Its major feature is that it creates two certification processes - a temporary one to ensure there is a path to certification in time for Stage 1 of Meaningful Use and a more permanent one.

My sense is that ONC consulted NIST and realized that the time to set up a comprehensive multi-organizational certification process would take until late 2010, giving no time for products to be certified before the Stage 1 Meaningful Use funding milestone (January 2011)

Here's a brief overview of the Certification NPRM from the FAQ Section of the HHS IT Website.

As I've posted for the other regulations, here's a bookmarked version of the NPRM on Certification. Thanks to Michelle Wood for this one.

Robin Raiford completed a bookmarked version of the NPRM on Certification as published in the Federal Register. Thanks for all your effort!

Tuesday, March 2, 2010

Dispatch from HIMSS

I've just finished my day in Atlanta and am beginning a commute to Tokyo.

Every year, I describe my top 10 impressions from HIMSS. Here's my summary of the event for 2010

1. Meaningful Use is everywhere. Vendors are promising EHRs, modules, appliances, and services to help clinicians achieve it. I had dinner on Monday night in a small Indian vegetarian restaurant. Sitting next to me were 3 engineers from Bangalore who were arguing about the details of Meaningful Use in between bites of vegetable curry. I could not escape Meaningful Use anywhere!

2. Certification is everywhere. It's particularly ironic that many vendors claimed their systems were certified, even though the certification NPRM was just released today, making compliance with the new certification process in time for HIMSS impossible.

3. Cloud computing, Software as a Service and ASP models are popular tactics to accelerate EHR rollouts. There are still lingering concerns about how to ensure privacy in a cloud environment.

4. Several firms such as Intersystems, Axolotol, and Medicity are offering HIE platforms that include many of the standards noted in the IFR. The marketplace for HIE products is just emerging and it's hard to predict who will become the market leader.

5. The Continuity of Care Document is gaining traction. I found many vendors supporting CCD exports from their EHRs. A company called M*Modal , has developed natural language processing technology that captures dictated content in its original context (ontology-driven
rules) as a CDA document.

6. Consultants abound. It's clear that Regional Extension Centers and Health Information Exchanges will require expertise and staffing from professional firms. They all had large booths at HIMSS.

7. 30,000 people attended, including 10,000 I did not recognize (just kidding). It's clear to me that many IT professionals, even those with limited healthcare domain expertise, attended HIMSS to better understand how they could participate in the euphoria of HITECH stimulus dollars.

8. Self service kiosks for patient identification and self-registration are now mainstream. Just as we print our airline boarding passes, we can now use credit cards or biometrics to check into ambulatory care appointments and automatically settle all co-pay balances.

9. Image exchange in the cloud is being offered by several vendors.
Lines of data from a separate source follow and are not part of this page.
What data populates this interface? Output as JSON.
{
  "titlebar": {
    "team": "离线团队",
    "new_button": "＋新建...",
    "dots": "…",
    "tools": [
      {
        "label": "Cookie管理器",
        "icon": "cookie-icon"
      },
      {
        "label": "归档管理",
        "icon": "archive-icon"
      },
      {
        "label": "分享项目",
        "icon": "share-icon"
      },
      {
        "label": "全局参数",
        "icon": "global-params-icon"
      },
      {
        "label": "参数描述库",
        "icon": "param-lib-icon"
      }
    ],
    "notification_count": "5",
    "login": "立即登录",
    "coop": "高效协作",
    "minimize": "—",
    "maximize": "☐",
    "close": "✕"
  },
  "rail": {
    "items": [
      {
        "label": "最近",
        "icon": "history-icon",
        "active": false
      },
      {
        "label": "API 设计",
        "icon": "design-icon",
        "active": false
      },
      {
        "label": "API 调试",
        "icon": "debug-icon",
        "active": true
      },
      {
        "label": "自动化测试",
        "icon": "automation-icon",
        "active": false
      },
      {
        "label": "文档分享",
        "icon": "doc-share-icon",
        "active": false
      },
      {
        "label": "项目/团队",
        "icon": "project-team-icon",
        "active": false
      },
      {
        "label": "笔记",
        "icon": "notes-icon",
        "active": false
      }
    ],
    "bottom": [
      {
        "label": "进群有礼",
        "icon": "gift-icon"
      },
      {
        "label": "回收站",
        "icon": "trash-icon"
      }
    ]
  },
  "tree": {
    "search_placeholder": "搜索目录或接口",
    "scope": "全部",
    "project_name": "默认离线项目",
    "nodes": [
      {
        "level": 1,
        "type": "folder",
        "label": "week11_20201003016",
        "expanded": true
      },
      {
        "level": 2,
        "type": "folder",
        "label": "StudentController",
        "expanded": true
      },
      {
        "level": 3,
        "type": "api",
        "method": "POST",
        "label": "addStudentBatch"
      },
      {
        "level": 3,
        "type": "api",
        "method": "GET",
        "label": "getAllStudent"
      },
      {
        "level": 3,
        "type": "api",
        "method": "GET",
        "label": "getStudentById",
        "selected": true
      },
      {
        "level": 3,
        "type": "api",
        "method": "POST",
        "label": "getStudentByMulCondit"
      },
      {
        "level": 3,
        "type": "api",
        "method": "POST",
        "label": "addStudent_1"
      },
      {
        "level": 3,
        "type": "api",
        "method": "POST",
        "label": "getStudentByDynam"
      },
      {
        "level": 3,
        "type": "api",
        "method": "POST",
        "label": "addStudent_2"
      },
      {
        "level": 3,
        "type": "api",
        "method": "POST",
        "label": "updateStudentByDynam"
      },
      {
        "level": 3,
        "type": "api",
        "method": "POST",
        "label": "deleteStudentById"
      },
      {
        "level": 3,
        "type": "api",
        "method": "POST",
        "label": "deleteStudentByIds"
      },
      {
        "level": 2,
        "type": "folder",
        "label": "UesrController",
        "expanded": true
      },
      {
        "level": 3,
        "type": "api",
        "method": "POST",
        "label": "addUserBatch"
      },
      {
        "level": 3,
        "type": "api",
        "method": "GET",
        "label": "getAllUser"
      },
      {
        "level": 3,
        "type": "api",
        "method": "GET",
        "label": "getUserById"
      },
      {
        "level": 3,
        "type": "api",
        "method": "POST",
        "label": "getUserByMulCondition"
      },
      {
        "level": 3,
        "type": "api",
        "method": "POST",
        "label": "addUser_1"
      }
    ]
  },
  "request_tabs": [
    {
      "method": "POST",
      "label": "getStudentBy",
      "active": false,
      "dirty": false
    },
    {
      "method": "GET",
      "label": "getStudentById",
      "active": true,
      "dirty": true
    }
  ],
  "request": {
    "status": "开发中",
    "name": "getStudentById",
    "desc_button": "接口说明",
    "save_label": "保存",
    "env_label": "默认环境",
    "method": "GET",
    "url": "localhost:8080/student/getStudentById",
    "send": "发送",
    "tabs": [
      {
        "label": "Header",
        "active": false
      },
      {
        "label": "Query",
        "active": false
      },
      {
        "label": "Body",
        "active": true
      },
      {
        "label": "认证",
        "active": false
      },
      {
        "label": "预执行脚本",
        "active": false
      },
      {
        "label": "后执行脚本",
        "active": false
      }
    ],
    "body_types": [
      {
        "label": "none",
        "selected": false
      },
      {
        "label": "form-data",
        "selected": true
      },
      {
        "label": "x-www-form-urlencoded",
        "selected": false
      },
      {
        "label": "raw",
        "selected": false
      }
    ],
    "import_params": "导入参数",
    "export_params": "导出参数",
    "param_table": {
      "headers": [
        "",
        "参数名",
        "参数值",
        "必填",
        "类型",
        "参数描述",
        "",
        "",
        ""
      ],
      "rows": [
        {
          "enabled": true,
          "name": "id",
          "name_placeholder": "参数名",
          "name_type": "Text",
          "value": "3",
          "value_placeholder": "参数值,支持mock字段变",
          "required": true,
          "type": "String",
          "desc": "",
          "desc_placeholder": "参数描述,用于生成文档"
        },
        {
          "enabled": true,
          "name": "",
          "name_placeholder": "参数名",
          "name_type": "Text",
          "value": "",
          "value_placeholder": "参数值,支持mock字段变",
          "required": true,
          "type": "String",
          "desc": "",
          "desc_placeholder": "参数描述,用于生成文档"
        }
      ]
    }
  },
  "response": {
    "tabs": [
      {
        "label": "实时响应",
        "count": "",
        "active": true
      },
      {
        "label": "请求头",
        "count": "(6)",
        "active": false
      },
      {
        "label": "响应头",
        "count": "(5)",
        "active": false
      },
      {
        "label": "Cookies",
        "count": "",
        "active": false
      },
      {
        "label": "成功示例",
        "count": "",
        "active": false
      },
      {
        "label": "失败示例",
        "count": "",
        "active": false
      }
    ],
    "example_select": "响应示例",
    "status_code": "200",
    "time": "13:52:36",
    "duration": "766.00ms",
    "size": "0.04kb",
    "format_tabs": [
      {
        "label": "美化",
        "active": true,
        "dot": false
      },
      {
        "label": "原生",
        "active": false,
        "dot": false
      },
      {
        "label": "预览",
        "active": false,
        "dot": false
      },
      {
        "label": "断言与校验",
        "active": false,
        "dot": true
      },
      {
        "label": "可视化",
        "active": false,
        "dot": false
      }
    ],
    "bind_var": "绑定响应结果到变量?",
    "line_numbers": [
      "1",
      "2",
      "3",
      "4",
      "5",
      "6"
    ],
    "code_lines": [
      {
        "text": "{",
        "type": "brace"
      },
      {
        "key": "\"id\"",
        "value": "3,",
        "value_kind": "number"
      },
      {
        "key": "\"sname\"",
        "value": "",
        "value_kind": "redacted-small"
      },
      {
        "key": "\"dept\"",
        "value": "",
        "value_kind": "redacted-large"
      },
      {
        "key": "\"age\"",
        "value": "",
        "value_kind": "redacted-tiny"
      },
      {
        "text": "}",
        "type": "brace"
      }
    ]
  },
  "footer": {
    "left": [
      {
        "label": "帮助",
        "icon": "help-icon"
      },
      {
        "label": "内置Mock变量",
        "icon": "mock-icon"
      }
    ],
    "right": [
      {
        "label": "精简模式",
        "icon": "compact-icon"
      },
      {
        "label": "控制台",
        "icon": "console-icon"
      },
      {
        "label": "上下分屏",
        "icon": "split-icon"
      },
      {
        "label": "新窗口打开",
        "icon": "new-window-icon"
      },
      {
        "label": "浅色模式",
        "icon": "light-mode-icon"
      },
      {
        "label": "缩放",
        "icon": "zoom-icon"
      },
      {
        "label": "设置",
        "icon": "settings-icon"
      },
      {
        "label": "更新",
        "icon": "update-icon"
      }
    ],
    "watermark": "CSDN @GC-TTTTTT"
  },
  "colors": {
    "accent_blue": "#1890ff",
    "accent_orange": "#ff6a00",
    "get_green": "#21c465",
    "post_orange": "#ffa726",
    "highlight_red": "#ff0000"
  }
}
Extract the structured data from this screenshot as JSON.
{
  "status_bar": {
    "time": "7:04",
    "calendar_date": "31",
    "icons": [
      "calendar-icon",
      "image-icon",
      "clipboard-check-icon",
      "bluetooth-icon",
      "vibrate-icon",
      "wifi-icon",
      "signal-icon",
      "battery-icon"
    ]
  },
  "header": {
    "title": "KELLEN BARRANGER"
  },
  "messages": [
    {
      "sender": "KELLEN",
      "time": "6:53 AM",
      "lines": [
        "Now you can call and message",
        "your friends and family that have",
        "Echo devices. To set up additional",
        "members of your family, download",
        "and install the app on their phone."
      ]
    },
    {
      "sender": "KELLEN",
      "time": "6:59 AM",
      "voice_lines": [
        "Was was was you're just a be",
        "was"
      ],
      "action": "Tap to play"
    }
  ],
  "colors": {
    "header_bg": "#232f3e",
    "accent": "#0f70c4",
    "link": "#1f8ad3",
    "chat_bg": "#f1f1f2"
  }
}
As I mentioned in Monday's blog, Symantec announced an appliance for small clinician offices that cloud enables all imaging modalities using a facebook-like social networking invitation to share/view images.

10. PHRs and patient engagement are becoming more mainstream. Google and Microsoft continue to innovate in the non-tethered PHR marketplace.

I left HIMSS with a feeling of hope. Our industry is vibrant, clinicians are engaged, our goals are clear, and resources are becoming available.

I'll be commuting over the next 24 hours, but when I land, I'll publish my analysis of the Certification NPRM.